Chaque lundi à 16h30, je vous propose des réflexions à l’intersection de l’entrepreneuriat et de la philosophie. Le but étant de se poser des questions, et apporter quelques pistes de réponses, pour mieux vivre, penser et travailler à notre époque.
J’en profite pour souhaiter la bienvenue aux nouveaux abonnés. Vous pouvez en savoir plus sur moi ici et consulter les anciennes éditions.
Bonjour à tous,
Toujours en direct d’Istanbul ! Pour ceux qui connaissent, je suis passé hier du côté asiatique, à Kadiköy.
Ces dernières semaines furent celles d’une remise en question.
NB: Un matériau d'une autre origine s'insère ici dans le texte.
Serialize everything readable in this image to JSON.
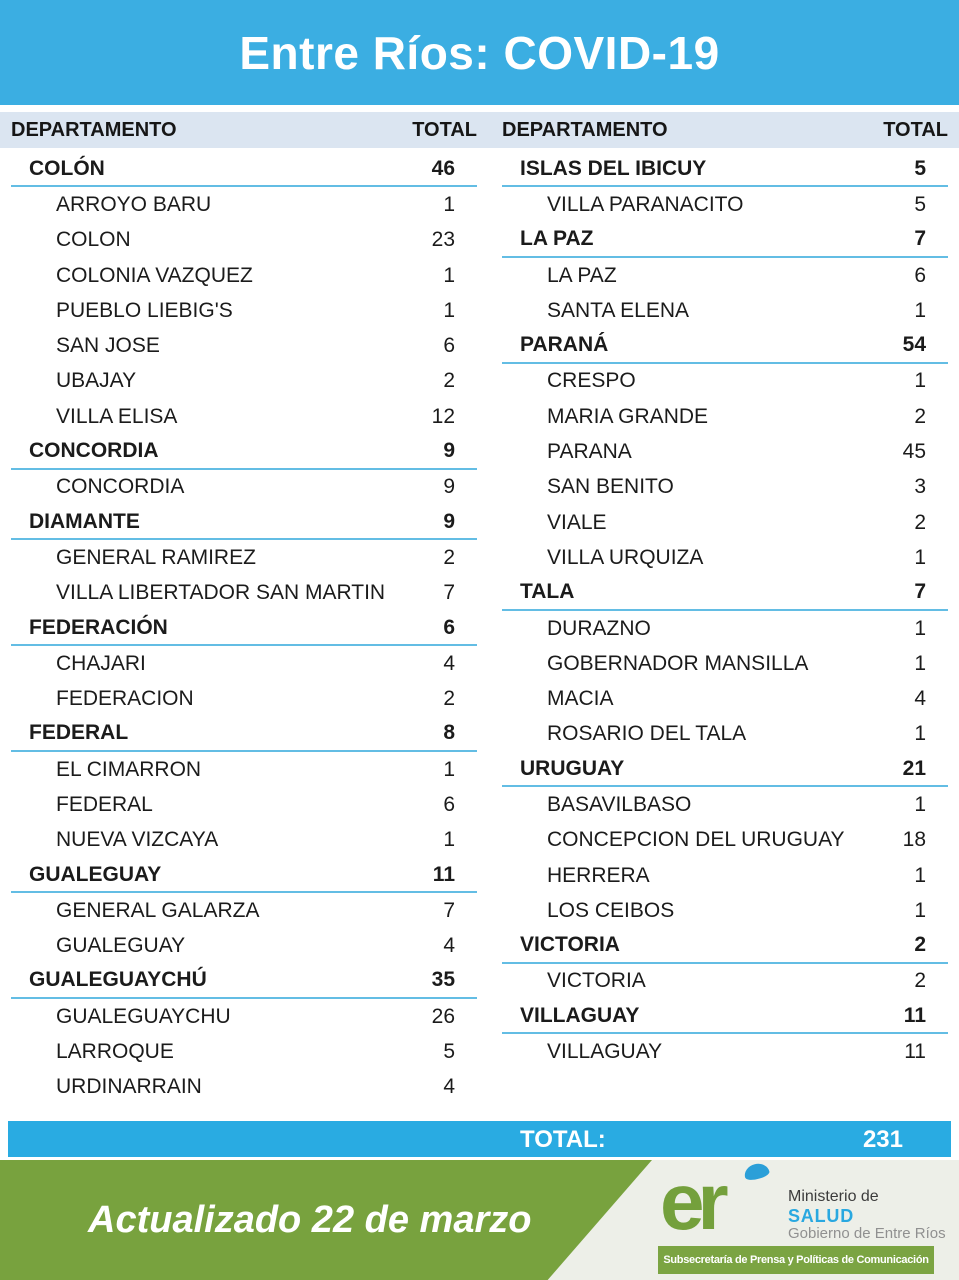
{
  "title": "Entre Ríos: COVID-19",
  "total_bar": {
    "label": "TOTAL:",
    "value": "231"
  },
  "footer": {
    "updated": "Actualizado 22 de marzo",
    "logo_text": "er",
    "ministry_line1": "Ministerio de",
    "ministry_line2": "SALUD",
    "ministry_line3": "Gobierno de Entre Ríos",
    "subsecretaria": "Subsecretaría de Prensa y Políticas de Comunicación"
  },
  "colors": {
    "banner_blue": "#3BAEE2",
    "total_bar_blue": "#29ABE2",
    "header_row_bg": "#DBE5F1",
    "underline_blue": "#63BDE4",
    "green": "#78A23E",
    "footer_bg": "#EDEFE8",
    "salud_blue": "#29A8E0"
  },
  "chart_data": {
    "type": "table",
    "title": "Entre Ríos: COVID-19",
    "columns": [
      "DEPARTAMENTO",
      "TOTAL"
    ],
    "grand_total": 231,
    "updated": "Actualizado 22 de marzo",
    "sections_left": [
      {
        "department": "COLÓN",
        "total": 46,
        "municipalities": [
          {
            "name": "ARROYO BARU",
            "cases": 1
          },
          {
            "name": "COLON",
            "cases": 23
          },
          {
            "name": "COLONIA VAZQUEZ",
            "cases": 1
          },
          {
            "name": "PUEBLO LIEBIG'S",
            "cases": 1
          },
          {
            "name": "SAN JOSE",
            "cases": 6
          },
          {
            "name": "UBAJAY",
            "cases": 2
          },
          {
            "name": "VILLA ELISA",
            "cases": 12
          }
        ]
      },
      {
        "department": "CONCORDIA",
        "total": 9,
        "municipalities": [
          {
            "name": "CONCORDIA",
            "cases": 9
          }
        ]
      },
      {
        "department": "DIAMANTE",
        "total": 9,
        "municipalities": [
          {
            "name": "GENERAL RAMIREZ",
            "cases": 2
          },
          {
            "name": "VILLA LIBERTADOR SAN MARTIN",
            "cases": 7
          }
        ]
      },
      {
        "department": "FEDERACIÓN",
        "total": 6,
        "municipalities": [
          {
            "name": "CHAJARI",
            "cases": 4
          },
          {
            "name": "FEDERACION",
            "cases": 2
          }
        ]
      },
      {
        "department": "FEDERAL",
        "total": 8,
        "municipalities": [
          {
            "name": "EL CIMARRON",
            "cases": 1
          },
          {
            "name": "FEDERAL",
            "cases": 6
          },
          {
            "name": "NUEVA VIZCAYA",
            "cases": 1
          }
        ]
      },
      {
        "department": "GUALEGUAY",
        "total": 11,
        "municipalities": [
          {
            "name": "GENERAL GALARZA",
            "cases": 7
          },
          {
            "name": "GUALEGUAY",
            "cases": 4
          }
        ]
      },
      {
        "department": "GUALEGUAYCHÚ",
        "total": 35,
        "municipalities": [
          {
            "name": "GUALEGUAYCHU",
            "cases": 26
          },
          {
            "name": "LARROQUE",
            "cases": 5
          },
          {
            "name": "URDINARRAIN",
            "cases": 4
          }
        ]
      }
    ],
    "sections_right": [
      {
        "department": "ISLAS DEL IBICUY",
        "total": 5,
        "municipalities": [
          {
            "name": "VILLA PARANACITO",
            "cases": 5
          }
        ]
      },
      {
        "department": "LA PAZ",
        "total": 7,
        "municipalities": [
          {
            "name": "LA PAZ",
            "cases": 6
          },
          {
            "name": "SANTA ELENA",
            "cases": 1
          }
        ]
      },
      {
        "department": "PARANÁ",
        "total": 54,
        "municipalities": [
          {
            "name": "CRESPO",
            "cases": 1
          },
          {
            "name": "MARIA GRANDE",
            "cases": 2
          },
          {
            "name": "PARANA",
            "cases": 45
          },
          {
            "name": "SAN BENITO",
            "cases": 3
          },
          {
            "name": "VIALE",
            "cases": 2
          },
          {
            "name": "VILLA URQUIZA",
            "cases": 1
          }
        ]
      },
      {
        "department": "TALA",
        "total": 7,
        "municipalities": [
          {
            "name": "DURAZNO",
            "cases": 1
          },
          {
            "name": "GOBERNADOR MANSILLA",
            "cases": 1
          },
          {
            "name": "MACIA",
            "cases": 4
          },
          {
            "name": "ROSARIO DEL TALA",
            "cases": 1
          }
        ]
      },
      {
        "department": "URUGUAY",
        "total": 21,
        "municipalities": [
          {
            "name": "BASAVILBASO",
            "cases": 1
          },
          {
            "name": "CONCEPCION DEL URUGUAY",
            "cases": 18
          },
          {
            "name": "HERRERA",
            "cases": 1
          },
          {
            "name": "LOS CEIBOS",
            "cases": 1
          }
        ]
      },
      {
        "department": "VICTORIA",
        "total": 2,
        "municipalities": [
          {
            "name": "VICTORIA",
            "cases": 2
          }
        ]
      },
      {
        "department": "VILLAGUAY",
        "total": 11,
        "municipalities": [
          {
            "name": "VILLAGUAY",
            "cases": 11
          }
        ]
      }
    ]
  }
}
Comment gérer certaines tensions internes, dualités que l’on peut ressentir dans nos vies.
Par exemple :
Entre la passion (eros) et l’amour/amitié (philia) dans les relations amoureuses
Entre l’envie de vivre une vie mesurée, sereine et celle de vivre avec intensité et éclat.
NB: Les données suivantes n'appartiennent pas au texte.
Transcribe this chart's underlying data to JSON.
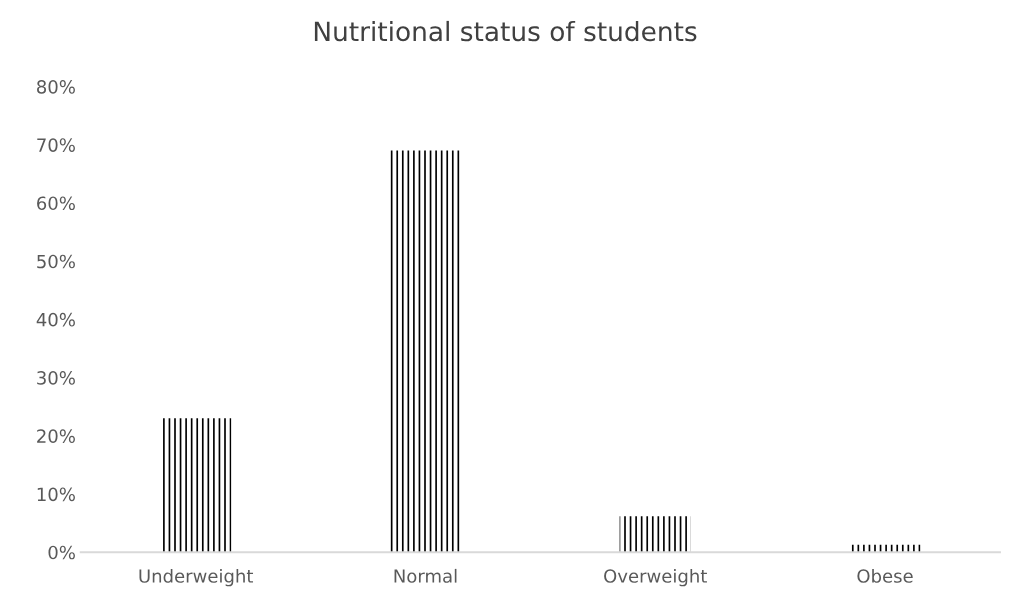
{
  "chart_data": {
    "type": "bar",
    "title": "Nutritional status of students",
    "categories": [
      "Underweight",
      "Normal",
      "Overweight",
      "Obese"
    ],
    "values": [
      23,
      69,
      6.2,
      1.3
    ],
    "color": "#000000",
    "ylim": [
      0,
      80
    ],
    "yticks": [
      {
        "value": 0,
        "label": "0%"
      },
      {
        "value": 10,
        "label": "10%"
      },
      {
        "value": 20,
        "label": "20%"
      },
      {
        "value": 30,
        "label": "30%"
      },
      {
        "value": 40,
        "label": "40%"
      },
      {
        "value": 50,
        "label": "50%"
      },
      {
        "value": 60,
        "label": "60%"
      },
      {
        "value": 70,
        "label": "70%"
      },
      {
        "value": 80,
        "label": "80%"
      }
    ],
    "grid": false
  }
}
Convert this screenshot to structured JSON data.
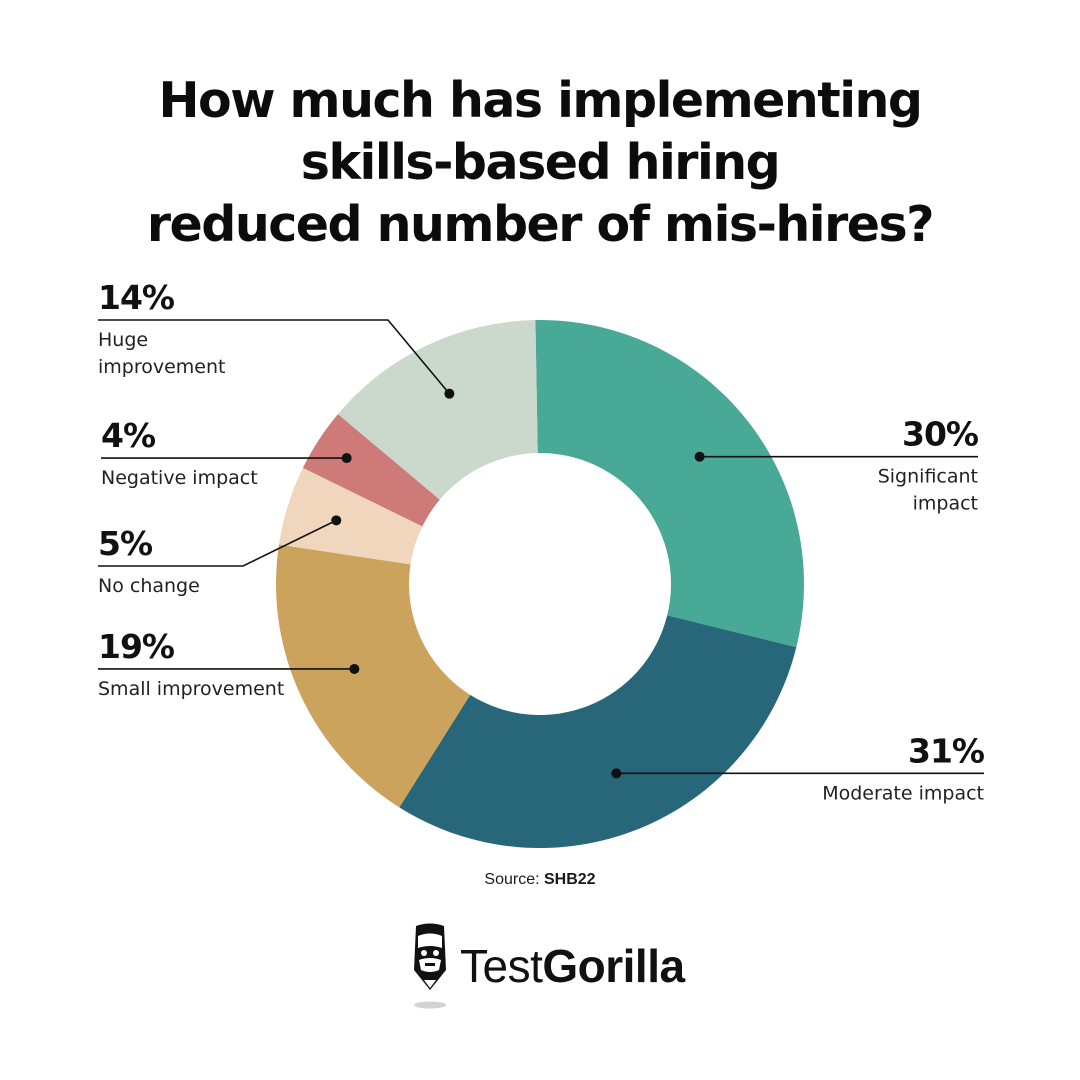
{
  "title_lines": [
    "How much has implementing",
    "skills-based hiring",
    "reduced number of mis-hires?"
  ],
  "source": {
    "prefix": "Source:",
    "name": "SHB22"
  },
  "logo": {
    "part1": "Test",
    "part2": "Gorilla"
  },
  "chart_data": {
    "type": "pie",
    "donut": true,
    "slices": [
      {
        "label": "Significant impact",
        "value": 30,
        "display": "30%",
        "color": "#48a997"
      },
      {
        "label": "Moderate impact",
        "value": 31,
        "display": "31%",
        "color": "#28667a"
      },
      {
        "label": "Small improvement",
        "value": 19,
        "display": "19%",
        "color": "#cba35d"
      },
      {
        "label": "No change",
        "value": 5,
        "display": "5%",
        "color": "#f0d6bc"
      },
      {
        "label": "Negative impact",
        "value": 4,
        "display": "4%",
        "color": "#cd7a78"
      },
      {
        "label": "Huge improvement",
        "value": 14,
        "display": "14%",
        "color": "#cbd8cc"
      }
    ]
  }
}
Entre l’envie d’exploiter et d’explorer
Etc…
Pour développer cette problématique qui nous concerne tous. J’ai choisi de vous parler de mon rapport à la création de contenu sur les réseaux sociaux.
J’y analyse les tensions que ce sujet génère en moi et les conflits identitaires que j’ai tenté de décortiquer.
Comme souvent, vous me connaissez si vous êtes un lecteur régulier de cette newsletter, je pars de mon cas personnel. Que j’analyse pour en extraire des réflexions et leçons de vie plus universelles.
Et donc au programme de la semaine :
L’essai de la semaine : De l’importance de se confronter au réel
Le bon plan du Philopreneur : une série de vidéos de mon philosophe contemporain favori
Le coaching Philopreneur avec votre lot d’actions et de réflexions pour repartir avec du concret !
De l'importance de se confronter au réel
Il y a deux semaines j’ai décidé de revenir sur les réseaux sociaux, plus précisément sur Linkedin.
Contrairement aux fois précédentes, j’ai décidé de prendre avec sérieux ce retour sur la plateforme. C’est-à-dire, d’essayer de comprendre ses mécanismes. Puis de voir comment je peux les adapter à ma personnalité et aux sujets que je souhaite traiter.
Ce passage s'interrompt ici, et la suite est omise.